Тогда он вскрикнул, не он страха, а от отчаяния. Я стоял перед дверью, зажав меч под мышкой, и сводил и разводил руки.

И снова это оказалось таким же простым и естественным, как дыхание.

Языки пламени взметнулись с моей ладони, на сей раз оранжево-красные. Коснувшись двери, они расползлись по ней. Я услышал, как металлический засов с той стороны падает на пол. Дверь распахнулась.
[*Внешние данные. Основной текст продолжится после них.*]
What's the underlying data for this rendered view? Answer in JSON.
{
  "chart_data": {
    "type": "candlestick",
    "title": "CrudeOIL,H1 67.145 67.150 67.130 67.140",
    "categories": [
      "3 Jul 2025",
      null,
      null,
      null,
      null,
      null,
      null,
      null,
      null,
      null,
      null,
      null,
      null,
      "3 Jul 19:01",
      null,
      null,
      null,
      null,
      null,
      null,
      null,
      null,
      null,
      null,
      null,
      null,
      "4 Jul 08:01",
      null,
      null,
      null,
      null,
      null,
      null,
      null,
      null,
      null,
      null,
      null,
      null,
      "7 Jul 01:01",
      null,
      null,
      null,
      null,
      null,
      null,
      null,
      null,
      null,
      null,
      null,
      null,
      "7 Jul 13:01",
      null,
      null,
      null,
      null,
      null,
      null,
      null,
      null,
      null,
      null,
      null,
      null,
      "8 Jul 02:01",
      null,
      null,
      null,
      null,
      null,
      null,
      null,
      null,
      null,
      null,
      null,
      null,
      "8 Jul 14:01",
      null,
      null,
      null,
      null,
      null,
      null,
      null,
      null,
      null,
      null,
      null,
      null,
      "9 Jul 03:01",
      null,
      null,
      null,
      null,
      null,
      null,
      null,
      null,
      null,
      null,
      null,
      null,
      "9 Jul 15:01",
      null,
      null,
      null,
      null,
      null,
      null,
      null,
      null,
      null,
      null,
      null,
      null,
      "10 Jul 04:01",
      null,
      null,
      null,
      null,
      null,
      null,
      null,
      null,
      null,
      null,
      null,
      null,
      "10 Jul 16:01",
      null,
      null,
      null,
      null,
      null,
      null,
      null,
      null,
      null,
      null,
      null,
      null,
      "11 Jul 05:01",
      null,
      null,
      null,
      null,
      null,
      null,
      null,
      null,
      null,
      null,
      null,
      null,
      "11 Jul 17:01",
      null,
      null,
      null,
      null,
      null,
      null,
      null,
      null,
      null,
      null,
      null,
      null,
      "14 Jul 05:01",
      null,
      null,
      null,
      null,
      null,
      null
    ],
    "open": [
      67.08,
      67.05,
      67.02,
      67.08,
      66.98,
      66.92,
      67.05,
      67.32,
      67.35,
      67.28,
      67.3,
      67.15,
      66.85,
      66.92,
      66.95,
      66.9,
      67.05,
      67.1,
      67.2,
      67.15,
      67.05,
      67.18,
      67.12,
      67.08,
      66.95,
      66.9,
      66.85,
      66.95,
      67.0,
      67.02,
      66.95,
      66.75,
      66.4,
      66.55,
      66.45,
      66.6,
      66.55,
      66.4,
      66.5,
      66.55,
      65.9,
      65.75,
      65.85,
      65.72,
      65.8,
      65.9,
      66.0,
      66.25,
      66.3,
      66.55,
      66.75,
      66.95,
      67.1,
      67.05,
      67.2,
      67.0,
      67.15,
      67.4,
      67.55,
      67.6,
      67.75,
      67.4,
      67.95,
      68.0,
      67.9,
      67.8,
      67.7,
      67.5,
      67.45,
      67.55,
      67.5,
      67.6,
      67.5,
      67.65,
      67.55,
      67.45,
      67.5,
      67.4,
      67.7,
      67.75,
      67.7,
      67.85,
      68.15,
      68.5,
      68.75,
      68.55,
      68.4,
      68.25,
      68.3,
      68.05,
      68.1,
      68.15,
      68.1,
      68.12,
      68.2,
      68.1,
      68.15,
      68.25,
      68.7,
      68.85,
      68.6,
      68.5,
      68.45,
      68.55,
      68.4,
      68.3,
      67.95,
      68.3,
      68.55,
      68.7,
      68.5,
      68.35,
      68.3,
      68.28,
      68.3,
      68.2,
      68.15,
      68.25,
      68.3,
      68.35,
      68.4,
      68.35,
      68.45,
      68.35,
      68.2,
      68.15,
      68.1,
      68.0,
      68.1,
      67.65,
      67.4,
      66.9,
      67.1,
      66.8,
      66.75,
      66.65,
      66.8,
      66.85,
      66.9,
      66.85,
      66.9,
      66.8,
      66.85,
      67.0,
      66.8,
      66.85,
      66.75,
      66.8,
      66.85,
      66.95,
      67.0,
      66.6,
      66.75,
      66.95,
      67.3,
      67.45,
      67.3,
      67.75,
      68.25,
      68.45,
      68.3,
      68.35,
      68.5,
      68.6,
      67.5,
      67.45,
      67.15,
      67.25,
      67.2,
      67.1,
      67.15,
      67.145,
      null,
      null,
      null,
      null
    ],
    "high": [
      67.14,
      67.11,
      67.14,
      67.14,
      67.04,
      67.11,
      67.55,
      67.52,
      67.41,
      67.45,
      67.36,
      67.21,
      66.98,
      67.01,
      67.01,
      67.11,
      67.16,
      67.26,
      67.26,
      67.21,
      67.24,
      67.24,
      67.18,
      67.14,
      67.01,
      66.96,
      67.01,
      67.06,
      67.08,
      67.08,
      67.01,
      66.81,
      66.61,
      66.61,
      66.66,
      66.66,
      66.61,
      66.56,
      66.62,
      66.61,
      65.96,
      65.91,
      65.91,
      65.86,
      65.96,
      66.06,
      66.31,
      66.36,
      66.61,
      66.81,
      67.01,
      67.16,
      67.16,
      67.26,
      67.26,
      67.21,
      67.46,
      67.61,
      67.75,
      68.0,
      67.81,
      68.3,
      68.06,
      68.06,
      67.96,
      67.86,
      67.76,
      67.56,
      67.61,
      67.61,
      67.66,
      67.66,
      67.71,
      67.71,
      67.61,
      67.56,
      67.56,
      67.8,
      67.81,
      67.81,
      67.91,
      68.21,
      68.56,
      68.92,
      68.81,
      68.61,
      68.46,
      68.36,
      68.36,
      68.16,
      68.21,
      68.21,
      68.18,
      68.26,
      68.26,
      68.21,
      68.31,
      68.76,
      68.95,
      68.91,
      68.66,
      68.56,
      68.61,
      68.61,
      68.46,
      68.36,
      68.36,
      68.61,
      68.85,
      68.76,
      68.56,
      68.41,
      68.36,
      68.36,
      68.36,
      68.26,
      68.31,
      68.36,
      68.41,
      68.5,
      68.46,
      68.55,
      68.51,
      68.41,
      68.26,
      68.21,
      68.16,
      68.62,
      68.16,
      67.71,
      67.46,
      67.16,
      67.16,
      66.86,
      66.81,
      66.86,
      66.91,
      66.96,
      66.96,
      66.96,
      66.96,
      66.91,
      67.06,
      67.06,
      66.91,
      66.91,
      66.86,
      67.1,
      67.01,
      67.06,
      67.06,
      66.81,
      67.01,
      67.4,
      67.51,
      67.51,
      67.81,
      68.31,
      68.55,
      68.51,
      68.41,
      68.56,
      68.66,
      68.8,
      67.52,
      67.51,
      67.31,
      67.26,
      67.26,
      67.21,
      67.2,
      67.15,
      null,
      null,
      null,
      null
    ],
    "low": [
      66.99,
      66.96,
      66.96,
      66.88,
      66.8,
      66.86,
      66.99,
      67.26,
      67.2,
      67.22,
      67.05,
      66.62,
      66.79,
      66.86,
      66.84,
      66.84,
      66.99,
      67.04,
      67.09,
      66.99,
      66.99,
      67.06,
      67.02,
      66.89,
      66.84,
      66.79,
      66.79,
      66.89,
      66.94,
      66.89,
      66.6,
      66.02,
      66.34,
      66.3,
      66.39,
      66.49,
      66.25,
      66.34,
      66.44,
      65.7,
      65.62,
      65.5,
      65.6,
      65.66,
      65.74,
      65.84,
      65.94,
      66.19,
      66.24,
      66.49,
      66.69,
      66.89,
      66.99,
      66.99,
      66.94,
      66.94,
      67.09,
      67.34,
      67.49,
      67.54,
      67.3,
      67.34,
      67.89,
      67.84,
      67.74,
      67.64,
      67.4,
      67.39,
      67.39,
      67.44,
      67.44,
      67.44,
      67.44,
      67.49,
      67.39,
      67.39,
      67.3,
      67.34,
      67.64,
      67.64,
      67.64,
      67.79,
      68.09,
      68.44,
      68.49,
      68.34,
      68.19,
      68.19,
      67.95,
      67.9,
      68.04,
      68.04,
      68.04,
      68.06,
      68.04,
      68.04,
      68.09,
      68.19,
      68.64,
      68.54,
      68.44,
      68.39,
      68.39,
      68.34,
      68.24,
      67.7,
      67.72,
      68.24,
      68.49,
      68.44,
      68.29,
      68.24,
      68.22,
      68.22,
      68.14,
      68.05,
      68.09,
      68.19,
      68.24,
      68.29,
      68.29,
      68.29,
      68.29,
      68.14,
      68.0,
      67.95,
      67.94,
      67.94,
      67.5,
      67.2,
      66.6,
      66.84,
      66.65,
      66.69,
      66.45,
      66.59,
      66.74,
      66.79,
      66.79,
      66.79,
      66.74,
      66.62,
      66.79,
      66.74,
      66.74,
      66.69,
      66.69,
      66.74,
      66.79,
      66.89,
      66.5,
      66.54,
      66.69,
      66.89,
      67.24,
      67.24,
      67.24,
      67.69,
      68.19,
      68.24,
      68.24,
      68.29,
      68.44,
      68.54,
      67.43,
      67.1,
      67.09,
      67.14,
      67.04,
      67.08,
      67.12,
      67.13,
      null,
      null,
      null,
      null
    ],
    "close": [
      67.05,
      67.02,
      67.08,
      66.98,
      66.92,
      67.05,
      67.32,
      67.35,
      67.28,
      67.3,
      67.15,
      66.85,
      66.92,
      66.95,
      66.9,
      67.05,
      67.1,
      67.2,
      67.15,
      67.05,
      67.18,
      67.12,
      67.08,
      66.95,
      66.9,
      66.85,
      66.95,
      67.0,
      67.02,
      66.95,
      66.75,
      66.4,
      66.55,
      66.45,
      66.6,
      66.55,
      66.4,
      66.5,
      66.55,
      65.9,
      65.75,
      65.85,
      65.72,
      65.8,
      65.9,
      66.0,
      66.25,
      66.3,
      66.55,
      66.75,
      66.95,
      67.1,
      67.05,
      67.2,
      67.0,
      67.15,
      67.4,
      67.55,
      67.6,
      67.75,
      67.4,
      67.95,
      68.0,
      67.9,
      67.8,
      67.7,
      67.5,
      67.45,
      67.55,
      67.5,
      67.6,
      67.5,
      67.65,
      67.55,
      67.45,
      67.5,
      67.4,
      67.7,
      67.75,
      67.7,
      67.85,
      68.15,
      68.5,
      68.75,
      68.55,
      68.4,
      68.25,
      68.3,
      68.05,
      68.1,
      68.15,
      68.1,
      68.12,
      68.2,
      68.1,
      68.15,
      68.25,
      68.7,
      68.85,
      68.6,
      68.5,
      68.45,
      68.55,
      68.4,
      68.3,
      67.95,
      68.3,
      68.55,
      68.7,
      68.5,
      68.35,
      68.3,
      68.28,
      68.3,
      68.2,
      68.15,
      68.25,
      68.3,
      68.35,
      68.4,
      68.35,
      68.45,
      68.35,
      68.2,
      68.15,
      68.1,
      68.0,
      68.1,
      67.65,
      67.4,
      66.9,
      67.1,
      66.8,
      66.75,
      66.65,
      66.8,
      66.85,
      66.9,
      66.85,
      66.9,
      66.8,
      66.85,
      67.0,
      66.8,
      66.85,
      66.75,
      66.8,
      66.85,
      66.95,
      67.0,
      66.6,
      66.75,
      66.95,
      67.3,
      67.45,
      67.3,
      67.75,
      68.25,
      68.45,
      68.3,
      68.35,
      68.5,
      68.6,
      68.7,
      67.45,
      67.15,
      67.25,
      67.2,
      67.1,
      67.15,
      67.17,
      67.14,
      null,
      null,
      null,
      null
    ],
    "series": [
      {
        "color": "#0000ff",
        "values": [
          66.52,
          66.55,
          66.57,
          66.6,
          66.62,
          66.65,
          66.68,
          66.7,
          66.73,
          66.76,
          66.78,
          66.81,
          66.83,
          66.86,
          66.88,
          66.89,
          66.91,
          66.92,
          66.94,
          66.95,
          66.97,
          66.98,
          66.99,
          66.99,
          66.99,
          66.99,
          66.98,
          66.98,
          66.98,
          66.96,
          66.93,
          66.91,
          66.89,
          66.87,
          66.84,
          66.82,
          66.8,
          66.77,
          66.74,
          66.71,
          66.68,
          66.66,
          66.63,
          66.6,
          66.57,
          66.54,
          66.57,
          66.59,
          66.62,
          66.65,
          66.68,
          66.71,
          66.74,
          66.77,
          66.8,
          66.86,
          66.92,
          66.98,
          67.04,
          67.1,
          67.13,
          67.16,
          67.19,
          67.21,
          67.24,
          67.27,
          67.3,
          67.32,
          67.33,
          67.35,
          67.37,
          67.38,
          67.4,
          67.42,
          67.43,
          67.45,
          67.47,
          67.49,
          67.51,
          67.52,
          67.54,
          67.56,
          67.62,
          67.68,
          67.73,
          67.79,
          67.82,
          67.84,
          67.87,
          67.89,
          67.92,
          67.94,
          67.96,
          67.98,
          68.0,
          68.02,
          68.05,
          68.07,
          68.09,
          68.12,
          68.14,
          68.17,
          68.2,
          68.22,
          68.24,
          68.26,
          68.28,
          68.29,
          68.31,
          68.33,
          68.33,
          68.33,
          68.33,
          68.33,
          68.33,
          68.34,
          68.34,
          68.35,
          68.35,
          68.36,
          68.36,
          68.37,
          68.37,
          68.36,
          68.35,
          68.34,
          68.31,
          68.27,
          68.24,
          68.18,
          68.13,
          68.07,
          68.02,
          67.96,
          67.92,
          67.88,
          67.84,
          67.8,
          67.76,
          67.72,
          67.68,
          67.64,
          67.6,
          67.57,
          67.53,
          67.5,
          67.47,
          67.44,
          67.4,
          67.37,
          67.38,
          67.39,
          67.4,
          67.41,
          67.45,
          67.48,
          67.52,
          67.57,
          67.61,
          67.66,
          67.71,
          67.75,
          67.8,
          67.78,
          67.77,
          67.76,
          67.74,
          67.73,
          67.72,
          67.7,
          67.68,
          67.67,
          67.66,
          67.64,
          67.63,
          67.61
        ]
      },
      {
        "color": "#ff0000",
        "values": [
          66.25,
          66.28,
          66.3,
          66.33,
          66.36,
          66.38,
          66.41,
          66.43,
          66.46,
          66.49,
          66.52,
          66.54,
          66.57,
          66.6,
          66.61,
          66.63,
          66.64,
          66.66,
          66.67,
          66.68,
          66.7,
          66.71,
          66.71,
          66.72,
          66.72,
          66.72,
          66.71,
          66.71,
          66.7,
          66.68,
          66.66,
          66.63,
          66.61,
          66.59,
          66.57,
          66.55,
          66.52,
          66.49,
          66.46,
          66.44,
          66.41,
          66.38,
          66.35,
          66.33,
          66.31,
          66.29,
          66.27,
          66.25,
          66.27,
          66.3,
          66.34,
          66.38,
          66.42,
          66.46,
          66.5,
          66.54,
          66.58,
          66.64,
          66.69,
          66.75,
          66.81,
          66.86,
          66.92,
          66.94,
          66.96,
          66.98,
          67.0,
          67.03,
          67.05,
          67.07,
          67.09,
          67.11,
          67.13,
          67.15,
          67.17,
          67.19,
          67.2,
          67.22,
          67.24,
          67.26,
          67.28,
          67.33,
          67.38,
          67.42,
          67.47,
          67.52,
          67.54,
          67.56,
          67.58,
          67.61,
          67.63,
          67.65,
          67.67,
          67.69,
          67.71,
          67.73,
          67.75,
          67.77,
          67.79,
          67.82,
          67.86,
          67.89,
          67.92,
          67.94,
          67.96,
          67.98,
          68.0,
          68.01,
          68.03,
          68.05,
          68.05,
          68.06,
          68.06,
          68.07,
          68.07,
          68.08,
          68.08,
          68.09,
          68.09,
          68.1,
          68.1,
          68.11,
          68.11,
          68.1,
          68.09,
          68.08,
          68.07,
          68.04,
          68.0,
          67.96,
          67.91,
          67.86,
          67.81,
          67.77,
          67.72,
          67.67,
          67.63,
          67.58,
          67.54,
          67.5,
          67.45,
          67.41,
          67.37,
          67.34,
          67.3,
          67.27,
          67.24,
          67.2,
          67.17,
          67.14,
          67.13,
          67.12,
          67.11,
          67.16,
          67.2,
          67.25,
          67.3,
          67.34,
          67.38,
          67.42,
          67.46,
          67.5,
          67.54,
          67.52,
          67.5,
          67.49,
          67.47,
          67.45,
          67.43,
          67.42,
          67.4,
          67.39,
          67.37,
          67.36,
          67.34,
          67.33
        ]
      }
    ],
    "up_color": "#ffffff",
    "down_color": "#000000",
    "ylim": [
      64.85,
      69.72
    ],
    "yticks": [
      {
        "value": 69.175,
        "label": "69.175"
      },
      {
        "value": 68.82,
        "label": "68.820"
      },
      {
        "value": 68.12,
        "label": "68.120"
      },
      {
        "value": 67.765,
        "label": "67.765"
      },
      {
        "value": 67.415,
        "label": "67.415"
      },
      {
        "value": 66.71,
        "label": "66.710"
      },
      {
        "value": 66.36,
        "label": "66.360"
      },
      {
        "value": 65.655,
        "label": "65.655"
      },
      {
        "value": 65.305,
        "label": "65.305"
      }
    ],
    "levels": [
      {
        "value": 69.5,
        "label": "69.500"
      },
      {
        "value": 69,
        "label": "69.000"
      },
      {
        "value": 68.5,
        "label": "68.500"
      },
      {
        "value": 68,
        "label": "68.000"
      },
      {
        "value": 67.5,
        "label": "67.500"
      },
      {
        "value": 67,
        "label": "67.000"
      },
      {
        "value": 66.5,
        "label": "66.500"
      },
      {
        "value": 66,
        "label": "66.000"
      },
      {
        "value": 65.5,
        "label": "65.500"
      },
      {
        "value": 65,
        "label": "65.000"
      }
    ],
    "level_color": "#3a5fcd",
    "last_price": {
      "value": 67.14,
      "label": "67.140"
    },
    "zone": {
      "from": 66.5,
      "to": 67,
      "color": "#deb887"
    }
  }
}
Вначале я не мог сфокусировать взгляд. Перед глазами стояла тьма. Затем появились бледные звезды, потом бесконечная черная равнина с кружащимся в воздухе песком. Я увидел сотни обнаженных мужчин и женщин с изуродованными телами, они свисали с неба на металлических цепях, медленно вращаясь в воздухе, их лица были искажены гримасой ненависти.

Тьма поредела. Звезды погасли. Отцовская комната выглядела так же, как до ее опустошения священниками. Все было на своем месте: там остались и все книги, и бутылки с ворчавшими в них странными созданиями, и кувшины на полках, и карты, и рукописи.

Он лежал на кушетке, одетый в мантию чародея, в которой я видел его в последний раз. Глаза у него были выдраны, а пустые глазницы закрыты золотыми дисками.

Он сел, диски упали ему в ладонь. В пустых глазницах вспыхнул огонь, ослепительно белый, как раскаленный металл.

Он обратился ко мне:

– Я предупреждаю тебя в последний раз, Секенр. В самый последний.

– Если ты так могущественен, отец, где же теперь вся твоя магия? Ты ведь совсем не сопротивлялся мне, во всяком случае, не делал этого по-настоящему. Ты лишь предупреждаешь меня.